Великолепная квартира, которую отвели себе офицеры, состояла из трех комнат; в первой разместились Иловлин и Вьюшин.

Эта комната была до того мала, что в нее с трудом влезли две кровати, тем более что Вьюшин спал на «верблюде» — так называлась собственного изобретения кровать, имевшая вид складного деревянного козла, который обтягивался веревками каждый раз, когда его приходилось устанавливать. «Верблюд» был предметом отчаяния денщика, которому с потом на лице постоянно приходилось изобретать новые способы для удержания этого ужасного животного на ногах. То деревянная ось, на которой держалась вся система, ломалась, вследствие чего кровать приходилось укорачивать, и с течением времени она грозила обратиться в прокрустово ложе; то изгнившие и вязаные-перевязаные веревки лопались, и их не хватало на переплет. Владелец этой великолепной мебели не раз просыпался от треска лопающейся оснастки; при этом какая-нибудь часть тела провалилась вниз и как бы любопытствовала, что там такое делается под кроватью. Тот же «верблюд» был ненавидим обозными солдатами, представляя им всегда множество затруднений при нагрузке фургона.

— Что же вы не трогаетесь, черти! — кричит, бывало, обозный унтер-офицер при выступлении с бивуака.

— Помилуйте, Иван Митрич, сладу нет с этой музыкой! Ты его суешь так, а вин ногой в зад коню лезет, а то офицерский узел прочь выпирает… Просто вот ты хоть что!..

Кроме того, «верблюд» не позволял обозному разлечься на возу, ибо сейчас же напоминал ему о своем существовании своей ногой, и той же ногой, мотаясь на ухабах из стороны в сторону, погонял кучеров.

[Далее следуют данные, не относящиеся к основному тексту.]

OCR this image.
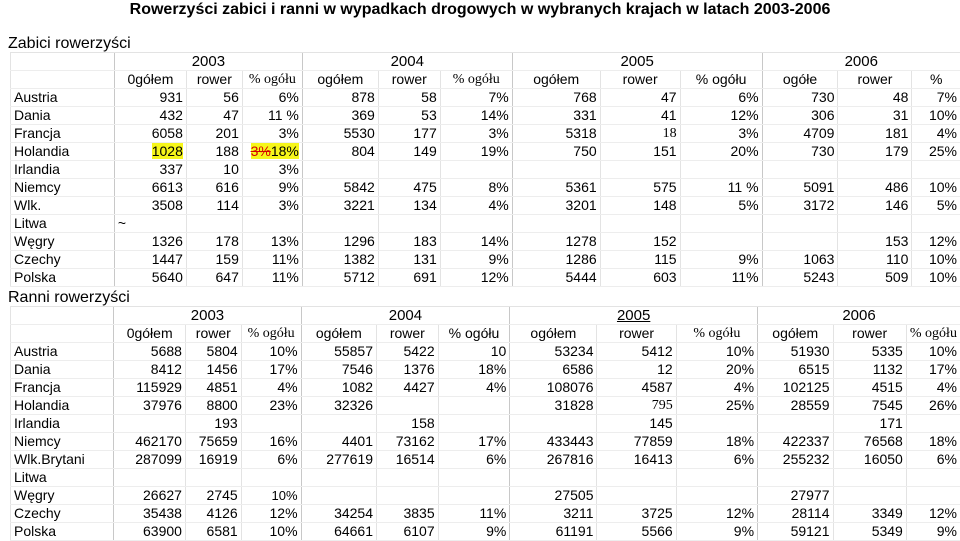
Rowerzyści zabici i ranni w wypadkach drogowych w wybranych krajach w latach 2003-2006
Zabici rowerzyści
	2003			2004			2005			2006		
	0gółem	rower	% ogółu	ogółem	rower	% ogółu	ogółem	rower	% ogółu	ogółe	rower	%
Austria	931	56	6%	878	58	7%	768	47	6%	730	48	7%
Dania	432	47	11 %	369	53	14%	331	41	12%	306	31	10%
Francja	6058	201	3%	5530	177	3%	5318	18	3%	4709	181	4%
Holandia	1028	188	3%18%	804	149	19%	750	151	20%	730	179	25%
Irlandia	337	10	3%									
Niemcy	6613	616	9%	5842	475	8%	5361	575	11 %	5091	486	10%
Wlk.	3508	114	3%	3221	134	4%	3201	148	5%	3172	146	5%
Litwa	~											
Węgry	1326	178	13%	1296	183	14%	1278	152			153	12%
Czechy	1447	159	11%	1382	131	9%	1286	115	9%	1063	110	10%
Polska	5640	647	11%	5712	691	12%	5444	603	11%	5243	509	10%
Ranni rowerzyści
	2003			2004			2005			2006		
	0gółem	rower	% ogółu	ogółem	rower	% ogółu	ogółem	rower	% ogółu	ogółem	rower	% ogółu
Austria	5688	5804	10%	55857	5422	10	53234	5412	10%	51930	5335	10%
Dania	8412	1456	17%	7546	1376	18%	6586	12	20%	6515	1132	17%
Francja	115929	4851	4%	1082	4427	4%	108076	4587	4%	102125	4515	4%
Holandia	37976	8800	23%	32326			31828	795	25%	28559	7545	26%
Irlandia		193			158			145			171	
Niemcy	462170	75659	16%	4401	73162	17%	433443	77859	18%	422337	76568	18%
Wlk.Brytani	287099	16919	6%	277619	16514	6%	267816	16413	6%	255232	16050	6%
Litwa												
Węgry	26627	2745	10%				27505			27977		
Czechy	35438	4126	12%	34254	3835	11%	3211	3725	12%	28114	3349	12%
Polska	63900	6581	10%	64661	6107	9%	61191	5566	9%	59121	5349	9%
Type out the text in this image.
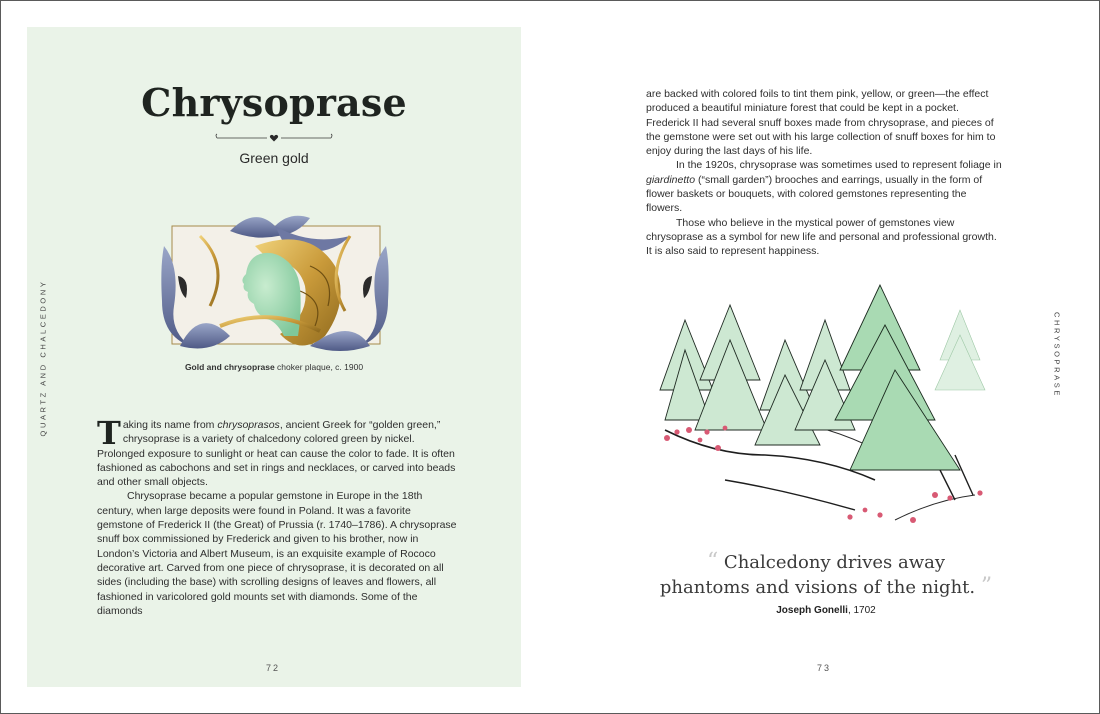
Chrysoprase
Green gold
Gold and chrysoprase choker plaque, c. 1900
QUARTZ AND CHALCEDONY Taking its name from chrysoprasos, ancient Greek for “golden green,” chrysoprase is a variety of chalcedony colored green by nickel. Prolonged exposure to sunlight or heat can cause the color to fade. It is often fashioned as cabochons and set in rings and necklaces, or carved into beads and other small objects.

Chrysoprase became a popular gemstone in Europe in the 18th century, when large deposits were found in Poland. It was a favorite gemstone of Frederick II (the Great) of Prussia (r. 1740–1786). A chrysoprase snuff box commissioned by Frederick and given to his brother, now in London’s Victoria and Albert Museum, is an exquisite example of Rococo decorative art. Carved from one piece of chrysoprase, it is decorated on all sides (including the base) with scrolling designs of leaves and flowers, all fashioned in varicolored gold mounts set with diamonds. Some of the diamonds

72

are backed with colored foils to tint them pink, yellow, or green—the effect produced a beautiful miniature forest that could be kept in a pocket. Frederick II had several snuff boxes made from chrysoprase, and pieces of the gemstone were set out with his large collection of snuff boxes for him to enjoy during the last days of his life.

In the 1920s, chrysoprase was sometimes used to represent foliage in giardinetto (“small garden”) brooches and earrings, usually in the form of flower baskets or bouquets, with colored gemstones representing the flowers.

Those who believe in the mystical power of gemstones view chrysoprase as a symbol for new life and personal and professional growth. It is also said to represent happiness.

CHRYSOPRASE
“ Chalcedony drives away
phantoms and visions of the night. ”
Joseph Gonelli, 1702
73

Офицерская комната была выложена алебастром и аршина на полтора обшита снизу сосновыми досками и отапливалась маленькой железной печкой, которая больше дымила, чем грела; поэтому офицеры нередко выбегали греться на мороз. Пол состоял из одного ряда досок, сквозь щели которого видны были темные и низкие покои, в которых жил хозяин. Оконные переплеты были покрыты снаружи мелкими решетками из драни и вместо стекол оклеены промасленной бумагой, через которую падал матовый свет на жесткие офицерские кровати. Стены были увешаны священными гравюрами марсельской работы. В другой крошечной комнате, вроде ублиетты, помещался Чирков; здесь же обедали, и сундук Чиркова, а также некоторые вещи всегда выносились перед обедом в коридор. Вследствие малых размеров столовой Вьюшин не советовал заказывать много блюд. Этот совет звучал едкой иронией, так как в селении ничего нельзя было достать. Из коридора крутая лестница спускалась в большую темную комнату с земляным полом. Комната эта была высотою в два этажа и освещалась через отверстие в потолке, над которым был устроен для тепла четырехугольный колпак, похожий на парник. Падавшая сверху волна света придавала внутренности тот характер, который любят фламандские и всякие другие живописцы, рисующие сцены в погребах и подвалах. Здесь помещались ротные писаря и денщики, из которых всегда кто-нибудь спал; поэтому из полутьмы целый день раздавался храп, как будто бы там находился один из кругов дантовского ада. Только один писарь Иловлина бодрствовал днем и в свободные часы занимался сочинением стихов. Это был человек мечтательный, с блуждающим взглядом и всегда выпивши. Его поэтические сочинения никакого отношения к действительности не имели. Казалось, душа поэта насильно отрывала его от грозной действительности и переносила в родную деревню. Только раз, когда пришло известие о падении Плевны, он настроился на воинственный лад и написал оду, которая мне неизвестна. Большинство же его стихов имело юмористический оттенок, хотя он писал их с печальным видом и чуть не со слезами на глазах. Одно стихотворение, под названием «Рыбак», кончалось так:

Рыбак роет червячка, Надевает на крючка, И потом, что было маху, В пол-аршина черепаху Тащит на берег сухой Он счастливою рукой. Оп уж этую уроду Не пускает больше в воду, А садит ее в мешок, — Будет жонке гребешок.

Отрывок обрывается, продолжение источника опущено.